А однажды я тайком от Пирволяйнена-старшего и с разрешения младшего позвонил из бара (two minutes! just for two minutes!) в Москву и начал было хвастаться ван Халену, что вовсю осуществляю план, который он назвал безумным, и уже половину осуществил, повторяю, звоню из Хельсинки, а ван Хален сказал, что во-первых, он Эдик, а во-вторых я мудак, что он, конечно, мне завидует, но не жалеет, что отказался идти со мной, а я – мудак, потому что свалил из Страны, когда в ней идет Такой Съезд! и Такие Дела!! И хоть я и собираюсь вернуться, все равно мудак, потому что не слежу за Этим Событием, сказал крупный специалист в области советской политики Эдуард ван Сорокин.

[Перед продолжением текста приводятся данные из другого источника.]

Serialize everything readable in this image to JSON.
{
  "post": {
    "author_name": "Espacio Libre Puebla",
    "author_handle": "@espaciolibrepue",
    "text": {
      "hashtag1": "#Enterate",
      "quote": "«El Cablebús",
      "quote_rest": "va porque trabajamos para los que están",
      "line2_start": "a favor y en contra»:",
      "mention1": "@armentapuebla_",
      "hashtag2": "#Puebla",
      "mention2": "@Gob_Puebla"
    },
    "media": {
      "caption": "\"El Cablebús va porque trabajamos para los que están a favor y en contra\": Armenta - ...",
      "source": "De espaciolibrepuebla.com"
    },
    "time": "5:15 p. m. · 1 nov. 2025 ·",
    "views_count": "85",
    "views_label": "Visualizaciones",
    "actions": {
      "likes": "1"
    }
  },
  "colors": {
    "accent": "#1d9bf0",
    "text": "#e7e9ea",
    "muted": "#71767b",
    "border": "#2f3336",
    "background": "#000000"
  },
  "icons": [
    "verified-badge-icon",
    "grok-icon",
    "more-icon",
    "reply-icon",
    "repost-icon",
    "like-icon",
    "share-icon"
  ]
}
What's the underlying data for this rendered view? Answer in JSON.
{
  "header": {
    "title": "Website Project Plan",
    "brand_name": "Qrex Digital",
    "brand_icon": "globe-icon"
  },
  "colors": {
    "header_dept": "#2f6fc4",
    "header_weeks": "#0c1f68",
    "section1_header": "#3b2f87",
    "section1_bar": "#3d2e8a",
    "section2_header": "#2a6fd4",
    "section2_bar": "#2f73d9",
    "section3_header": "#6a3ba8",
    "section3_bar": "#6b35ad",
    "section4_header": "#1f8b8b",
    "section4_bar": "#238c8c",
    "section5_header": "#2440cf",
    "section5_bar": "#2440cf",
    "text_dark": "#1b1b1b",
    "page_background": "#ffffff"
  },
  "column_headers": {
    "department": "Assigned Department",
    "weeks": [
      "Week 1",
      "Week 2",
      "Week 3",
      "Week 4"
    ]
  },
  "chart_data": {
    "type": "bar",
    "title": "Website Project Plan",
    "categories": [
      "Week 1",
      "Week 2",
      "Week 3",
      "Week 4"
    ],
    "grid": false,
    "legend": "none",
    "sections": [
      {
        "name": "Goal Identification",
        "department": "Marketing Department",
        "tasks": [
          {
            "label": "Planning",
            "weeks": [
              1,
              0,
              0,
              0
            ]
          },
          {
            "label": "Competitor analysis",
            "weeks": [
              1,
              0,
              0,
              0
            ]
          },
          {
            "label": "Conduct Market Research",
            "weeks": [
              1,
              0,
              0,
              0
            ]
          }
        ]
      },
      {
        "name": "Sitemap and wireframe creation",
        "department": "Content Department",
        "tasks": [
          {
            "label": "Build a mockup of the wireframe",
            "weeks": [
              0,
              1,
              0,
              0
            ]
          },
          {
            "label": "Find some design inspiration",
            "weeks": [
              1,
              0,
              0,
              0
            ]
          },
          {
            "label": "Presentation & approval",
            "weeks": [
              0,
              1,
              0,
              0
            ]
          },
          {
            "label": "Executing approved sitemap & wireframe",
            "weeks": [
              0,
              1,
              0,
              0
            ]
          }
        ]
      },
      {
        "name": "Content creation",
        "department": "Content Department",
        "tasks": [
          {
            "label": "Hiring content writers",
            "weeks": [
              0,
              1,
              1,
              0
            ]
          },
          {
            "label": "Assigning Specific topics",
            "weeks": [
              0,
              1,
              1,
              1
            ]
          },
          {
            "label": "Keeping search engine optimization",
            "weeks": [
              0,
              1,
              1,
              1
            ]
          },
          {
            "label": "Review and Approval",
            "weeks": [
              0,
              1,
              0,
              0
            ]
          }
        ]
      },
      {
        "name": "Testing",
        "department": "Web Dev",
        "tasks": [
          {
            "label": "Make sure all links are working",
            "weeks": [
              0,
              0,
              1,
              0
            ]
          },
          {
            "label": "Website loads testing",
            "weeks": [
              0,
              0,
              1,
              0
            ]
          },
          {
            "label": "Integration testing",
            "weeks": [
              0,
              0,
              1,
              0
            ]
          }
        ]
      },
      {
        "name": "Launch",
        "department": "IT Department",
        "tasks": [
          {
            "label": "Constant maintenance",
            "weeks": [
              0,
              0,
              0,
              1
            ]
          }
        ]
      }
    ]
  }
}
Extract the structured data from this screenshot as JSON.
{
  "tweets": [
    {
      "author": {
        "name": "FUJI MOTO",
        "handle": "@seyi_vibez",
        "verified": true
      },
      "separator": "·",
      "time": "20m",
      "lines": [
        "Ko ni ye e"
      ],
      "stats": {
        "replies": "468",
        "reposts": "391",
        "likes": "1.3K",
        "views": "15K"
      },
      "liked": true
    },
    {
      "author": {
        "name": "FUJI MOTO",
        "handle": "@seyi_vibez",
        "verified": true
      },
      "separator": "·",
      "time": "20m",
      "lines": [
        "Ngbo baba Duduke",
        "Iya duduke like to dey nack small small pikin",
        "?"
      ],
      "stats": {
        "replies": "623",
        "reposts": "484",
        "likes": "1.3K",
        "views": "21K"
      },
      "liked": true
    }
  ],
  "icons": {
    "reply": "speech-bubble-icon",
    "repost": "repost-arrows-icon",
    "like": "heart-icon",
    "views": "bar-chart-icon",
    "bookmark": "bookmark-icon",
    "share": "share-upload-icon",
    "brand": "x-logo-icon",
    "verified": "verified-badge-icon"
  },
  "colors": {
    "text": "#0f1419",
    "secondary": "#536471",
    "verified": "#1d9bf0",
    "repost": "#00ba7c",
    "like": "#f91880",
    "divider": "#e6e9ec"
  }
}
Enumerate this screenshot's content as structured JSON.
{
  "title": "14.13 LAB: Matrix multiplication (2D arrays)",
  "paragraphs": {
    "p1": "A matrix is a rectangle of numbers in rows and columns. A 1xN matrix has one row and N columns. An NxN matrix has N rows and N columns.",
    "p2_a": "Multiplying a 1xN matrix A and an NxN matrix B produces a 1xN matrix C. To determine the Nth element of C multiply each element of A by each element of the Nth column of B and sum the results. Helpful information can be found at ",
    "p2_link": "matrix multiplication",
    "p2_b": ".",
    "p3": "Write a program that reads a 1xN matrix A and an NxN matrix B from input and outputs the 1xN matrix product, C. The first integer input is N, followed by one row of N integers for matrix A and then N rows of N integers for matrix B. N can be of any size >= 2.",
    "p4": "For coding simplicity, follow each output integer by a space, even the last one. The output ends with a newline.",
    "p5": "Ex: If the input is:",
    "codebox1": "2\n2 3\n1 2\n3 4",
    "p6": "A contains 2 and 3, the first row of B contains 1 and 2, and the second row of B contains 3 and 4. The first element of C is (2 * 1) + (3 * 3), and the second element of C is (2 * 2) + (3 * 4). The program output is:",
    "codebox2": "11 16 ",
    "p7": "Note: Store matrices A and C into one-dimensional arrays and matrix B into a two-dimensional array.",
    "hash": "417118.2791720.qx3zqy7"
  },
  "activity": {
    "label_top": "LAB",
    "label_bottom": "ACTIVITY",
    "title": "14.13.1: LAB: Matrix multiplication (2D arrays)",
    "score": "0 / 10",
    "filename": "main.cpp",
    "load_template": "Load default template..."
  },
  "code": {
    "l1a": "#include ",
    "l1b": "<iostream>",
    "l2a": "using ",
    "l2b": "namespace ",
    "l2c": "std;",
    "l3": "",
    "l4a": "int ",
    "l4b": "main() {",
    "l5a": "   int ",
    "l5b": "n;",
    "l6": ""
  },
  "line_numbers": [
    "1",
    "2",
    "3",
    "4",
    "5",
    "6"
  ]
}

Я подавленный вернулся к Дайне, поделился разговором, потом слазил в тумбочку за валютой, и после недолгих расспросов купил за копейки у тусовавшейся на нашем перекрестке шпаны (наверняка ворованый!) маленький, сильно поношенный, но вполне живой транзистор “Сони”, и на работе вешал его на шею и слушал этот чертов съезд, от которого никто никак не ожидал чего-то большего, чем от политбюроцккпсс, а он выдает такие сцены, что хочется немедленно бежать в Москву – то ли штурмовать Лубянку, то ли отстреливаться с баррикад где-нибудь на той же Красной Пресне. А когда Сахарову, о котором на мой детский вопрос “а это кто” предки – честные советские инженеры честно ответили, что он – известный физик, Сахарову, из последних сил выговаривавшему то, о чем каждый, считающий себя человеком, должен кричать на каждом углу, возмущенные непристойным словом “совесть” хлебовары и сталепеки заткнули рот и выразили наше всеобщее презрение под свои бурные аплодисменты, я забыл все свои хипповые идеалы, забыл пацифизм, Лао Цзы и Будду и шмякнул ни в чем неповинный приемник об стенку. Он, как ни странно, выдержал, стенка тоже, а вот госпожа Пирволяйнен..., и господин Пирволяйнен, пытавшийся отвертеться верчением пальца у виска, вынужден был потребовать объяснений. Я, кое-как остудив пыл поданной Фанни банкой холодного пива, объяснил, он сказал “Аха, Сахароф”, и успокоил супругу – Пирволяйненам политикой заниматься некогда, они дело делают.